Most sales of Chelsea were transacted by the Fine Art Society, and there is no record of Whistler selling separate proofs, although he may well have done so. It was rarely at auction during Whistler's lifetime, although at the sale of the collection of the late Joshua Hutchinson Hutchinson (ca 1829 - d.1891) at Sotheby's on 3 March 1892, Lot 232, a 'first state', was bought by 'Blunt' for 1.12.0 and Lot 233 by 'Mellor' for 1.0.0.
Howard Mansfield (1849-1938) bought what was described by Frederick Keppel (1845-1912) as a '1st proof of 1st state, before the shadows in the water and before the sky' (). Charles Lang Freer (1856-1919) bought what he believed to be the 'first trial proof' in 1898 (). Both are good early impressions of the first state, slightly enhanced by printing with retroussage. At the same time Freer bought what may be a worked proof of the second state (). Mansfield also bought a fifth state - a fine impression on ivory antique laid paper - ().
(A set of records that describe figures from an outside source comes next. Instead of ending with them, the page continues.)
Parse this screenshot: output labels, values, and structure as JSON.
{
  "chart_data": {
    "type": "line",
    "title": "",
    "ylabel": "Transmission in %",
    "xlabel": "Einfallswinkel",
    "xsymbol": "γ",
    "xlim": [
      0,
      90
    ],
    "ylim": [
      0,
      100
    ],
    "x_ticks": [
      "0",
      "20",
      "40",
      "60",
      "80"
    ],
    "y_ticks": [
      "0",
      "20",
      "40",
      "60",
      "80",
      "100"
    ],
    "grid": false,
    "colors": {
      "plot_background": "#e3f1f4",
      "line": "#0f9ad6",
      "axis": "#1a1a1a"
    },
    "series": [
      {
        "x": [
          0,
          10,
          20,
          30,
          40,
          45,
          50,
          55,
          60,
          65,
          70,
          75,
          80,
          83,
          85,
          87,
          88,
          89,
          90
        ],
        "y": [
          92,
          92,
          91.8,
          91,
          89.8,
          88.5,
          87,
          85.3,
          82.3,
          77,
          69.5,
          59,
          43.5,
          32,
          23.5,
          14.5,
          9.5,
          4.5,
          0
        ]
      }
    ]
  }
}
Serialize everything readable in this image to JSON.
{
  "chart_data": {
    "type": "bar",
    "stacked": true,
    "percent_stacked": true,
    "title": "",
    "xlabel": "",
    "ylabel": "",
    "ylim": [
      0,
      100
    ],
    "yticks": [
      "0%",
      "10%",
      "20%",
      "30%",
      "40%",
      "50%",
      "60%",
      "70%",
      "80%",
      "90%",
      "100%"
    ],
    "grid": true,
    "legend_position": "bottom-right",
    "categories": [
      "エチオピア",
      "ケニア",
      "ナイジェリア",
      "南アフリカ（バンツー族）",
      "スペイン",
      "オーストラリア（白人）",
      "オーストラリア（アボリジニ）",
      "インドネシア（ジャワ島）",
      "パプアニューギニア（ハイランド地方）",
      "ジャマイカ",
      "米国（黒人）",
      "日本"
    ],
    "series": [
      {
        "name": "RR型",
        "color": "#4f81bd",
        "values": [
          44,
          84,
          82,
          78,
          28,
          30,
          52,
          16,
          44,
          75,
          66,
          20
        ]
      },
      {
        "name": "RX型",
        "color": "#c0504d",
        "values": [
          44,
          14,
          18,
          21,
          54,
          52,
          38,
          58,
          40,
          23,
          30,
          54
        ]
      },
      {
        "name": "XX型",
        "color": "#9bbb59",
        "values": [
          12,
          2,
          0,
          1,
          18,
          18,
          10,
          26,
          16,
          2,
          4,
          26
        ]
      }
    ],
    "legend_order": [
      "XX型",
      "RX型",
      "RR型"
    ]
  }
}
An impression was acquired by the Royal Collection; it was probably the one exhibited in the Whistler Memorial Exhibition of 1905, and sold soon after through Agnew's. It was acquired by Sir John Ilott, who began collecting prints in the 1920s, advised by Harold Wright of Colnaghi's. He gave over 700 works to the Museum of New Zealand (Te Papa Tongerewa) from 1952. 15

15: William McAloon, Art at Te Papa, Te Papa Press, Wellington, 2009, p. 54.

The Victoria & Albert Museum bought a good clear impression of the second state of Chelsea in 1901 () and also acquired an impression as published in the Art Journal in 1882 (). The etching is common as published in this edition.